Ada’a Health Center: leading change in healthcare performance in Saudi Arabia

  • Mohammed Khalid AlAbdulaali,
  • Aeshah Ibrahim AlSagheir,
  • Ali Yawar Alam,
  • Lamya Mohammed Alzubaidi,
  • Amjad Sulaiman Aldahmashi,
  • Nouf Hussain Akshan Alsubaie

摘要

Background

Saudi Arabia’s healthcare system, faced challenges in access to care, care quality and patient responsiveness. The Ministry of Health (MOH) initiated the Ada’a Program in 2017 to improve and standardize healthcare performance, by implementing change management framework, healthcare workforce empowerment, performance measurement and review, application of internationally recognized quality improvement frameworks and implementing data-guided focused improvements at national and facility levels. Ada’a has become a key enabler of the Vision 2030 and the Health Sector Transformation Program (HSTP). This paper provides an overview of the Ada’a program.

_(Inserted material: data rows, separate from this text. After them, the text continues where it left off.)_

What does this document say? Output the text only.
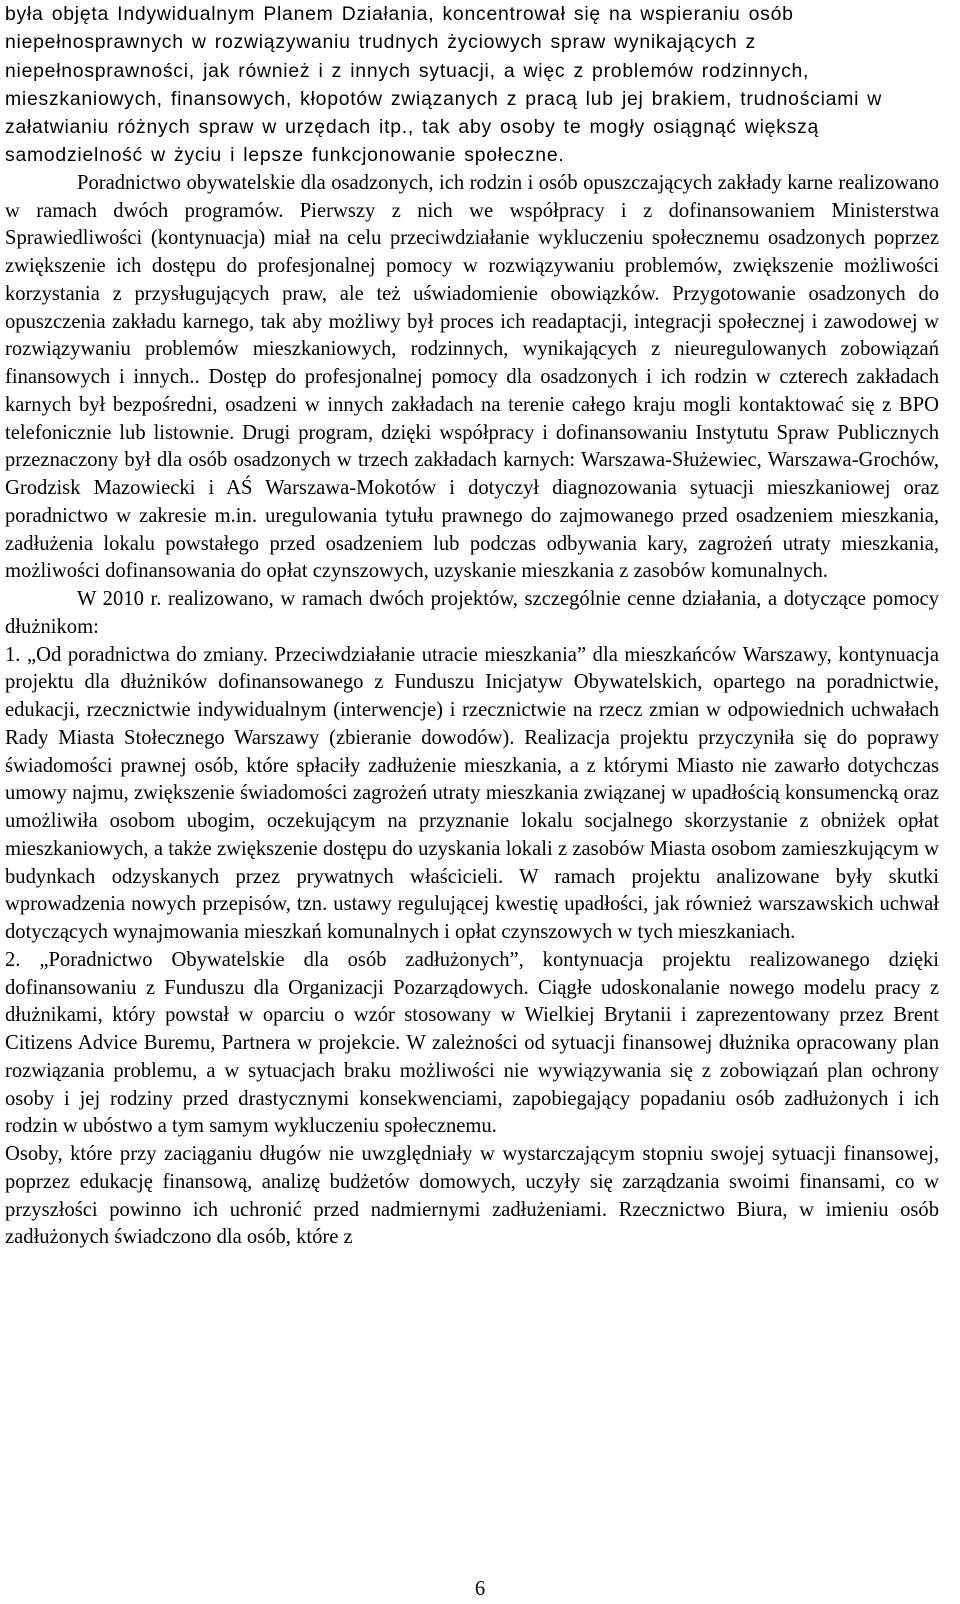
była objęta Indywidualnym Planem Działania, koncentrował się na wspieraniu osób niepełnosprawnych w rozwiązywaniu trudnych życiowych spraw wynikających z niepełnosprawności, jak również i z innych sytuacji, a więc z problemów rodzinnych, mieszkaniowych, finansowych, kłopotów związanych z pracą lub jej brakiem, trudnościami w załatwianiu różnych spraw w urzędach itp., tak aby osoby te mogły osiągnąć większą samodzielność w życiu i lepsze funkcjonowanie społeczne.

Poradnictwo obywatelskie dla osadzonych, ich rodzin i osób opuszczających zakłady karne realizowano w ramach dwóch programów. Pierwszy z nich we współpracy i z dofinansowaniem Ministerstwa Sprawiedliwości (kontynuacja) miał na celu przeciwdziałanie wykluczeniu społecznemu osadzonych poprzez zwiększenie ich dostępu do profesjonalnej pomocy w rozwiązywaniu problemów, zwiększenie możliwości korzystania z przysługujących praw, ale też uświadomienie obowiązków. Przygotowanie osadzonych do opuszczenia zakładu karnego, tak aby możliwy był proces ich readaptacji, integracji społecznej i zawodowej w rozwiązywaniu problemów mieszkaniowych, rodzinnych, wynikających z nieuregulowanych zobowiązań finansowych i innych.. Dostęp do profesjonalnej pomocy dla osadzonych i ich rodzin w czterech zakładach karnych był bezpośredni, osadzeni w innych zakładach na terenie całego kraju mogli kontaktować się z BPO telefonicznie lub listownie. Drugi program, dzięki współpracy i dofinansowaniu Instytutu Spraw Publicznych przeznaczony był dla osób osadzonych w trzech zakładach karnych: Warszawa-Służewiec, Warszawa-Grochów, Grodzisk Mazowiecki i AŚ Warszawa-Mokotów i dotyczył diagnozowania sytuacji mieszkaniowej oraz poradnictwo w zakresie m.in. uregulowania tytułu prawnego do zajmowanego przed osadzeniem mieszkania, zadłużenia lokalu powstałego przed osadzeniem lub podczas odbywania kary, zagrożeń utraty mieszkania, możliwości dofinansowania do opłat czynszowych, uzyskanie mieszkania z zasobów komunalnych.

W 2010 r. realizowano, w ramach dwóch projektów, szczególnie cenne działania, a dotyczące pomocy dłużnikom:

1. „Od poradnictwa do zmiany. Przeciwdziałanie utracie mieszkania” dla mieszkańców Warszawy, kontynuacja projektu dla dłużników dofinansowanego z Funduszu Inicjatyw Obywatelskich, opartego na poradnictwie, edukacji, rzecznictwie indywidualnym (interwencje) i rzecznictwie na rzecz zmian w odpowiednich uchwałach Rady Miasta Stołecznego Warszawy (zbieranie dowodów). Realizacja projektu przyczyniła się do poprawy świadomości prawnej osób, które spłaciły zadłużenie mieszkania, a z którymi Miasto nie zawarło dotychczas umowy najmu, zwiększenie świadomości zagrożeń utraty mieszkania związanej w upadłością konsumencką oraz umożliwiła osobom ubogim, oczekującym na przyznanie lokalu socjalnego skorzystanie z obniżek opłat mieszkaniowych, a także zwiększenie dostępu do uzyskania lokali z zasobów Miasta osobom zamieszkującym w budynkach odzyskanych przez prywatnych właścicieli. W ramach projektu analizowane były skutki wprowadzenia nowych przepisów, tzn. ustawy regulującej kwestię upadłości, jak również warszawskich uchwał dotyczących wynajmowania mieszkań komunalnych i opłat czynszowych w tych mieszkaniach.

2. „Poradnictwo Obywatelskie dla osób zadłużonych”, kontynuacja projektu realizowanego dzięki dofinansowaniu z Funduszu dla Organizacji Pozarządowych. Ciągłe udoskonalanie nowego modelu pracy z dłużnikami, który powstał w oparciu o wzór stosowany w Wielkiej Brytanii i zaprezentowany przez Brent Citizens Advice Buremu, Partnera w projekcie. W zależności od sytuacji finansowej dłużnika opracowany plan rozwiązania problemu, a w sytuacjach braku możliwości nie wywiązywania się z zobowiązań plan ochrony osoby i jej rodziny przed drastycznymi konsekwenciami, zapobiegający popadaniu osób zadłużonych i ich rodzin w ubóstwo a tym samym wykluczeniu społecznemu.

Osoby, które przy zaciąganiu długów nie uwzględniały w wystarczającym stopniu swojej sytuacji finansowej, poprzez edukację finansową, analizę budżetów domowych, uczyły się zarządzania swoimi finansami, co w przyszłości powinno ich uchronić przed nadmiernymi zadłużeniami. Rzecznictwo Biura, w imieniu osób zadłużonych świadczono dla osób, które z

6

Description of the programme

The central administrative directorate of Ada’a program is based in the Ministry of Health. Capacity building of the (PIUs) and front life staff, in change management, use of data and quality improvement frameworks has been the cornerstone of the program. Change management, Lean, six sigma, and FOCUS-PDSA frameworks have been used. Implementation has followed an agile, phased implementation. Real-time dashboards and regular reports have guided focused improvement initiatives, at facility and national levels. To sustain engagement and motivation, the Ministry introduced the Annual ‘Ada’a Award.’

Results

Ada’a has advanced through the initial implementation of the program in 33 MOH hospitals, 3 domains, 10 Key performance indicator (KPIs) in 2017–2018 to 291 MOH hospitals, 110 private hospitals, and 2000 primary healthcare centers across 11 domains in 2025, implementing more than 3000 focused improvement projects. The program has achieved substantial performance improvements across emergency, outpatient, inpatient, operation room, laboratory, radiology, primary healthcare, mental healthcare, and home-healthcare services. There has been greater adherence to clinical guidelines; enhanced workforce capability; reduction in Acute myocardial infarction, sepsis, and venous thrombo-embolism related mortality. Patient-experience scores have improved across all service delivery areas.

Conclusions

Ada’a program of the Saudi Arabian Ministry of Health has been able to institutionalize healthcare performance management, quality, patient safety, accessibility, efficiency, effectiveness, and continuous performance improvement of healthcare services. The program has trained a generation of performance managers and clinical healthcare professionals across the country in performance management, as well as utilizing performance data for continuous quality improvement. The further gains of the program were change management, transparency in data collection and reporting, standardization of healthcare performance, and making data-driven informed decision making at all levels of healthcare for improved patient care and outcomes.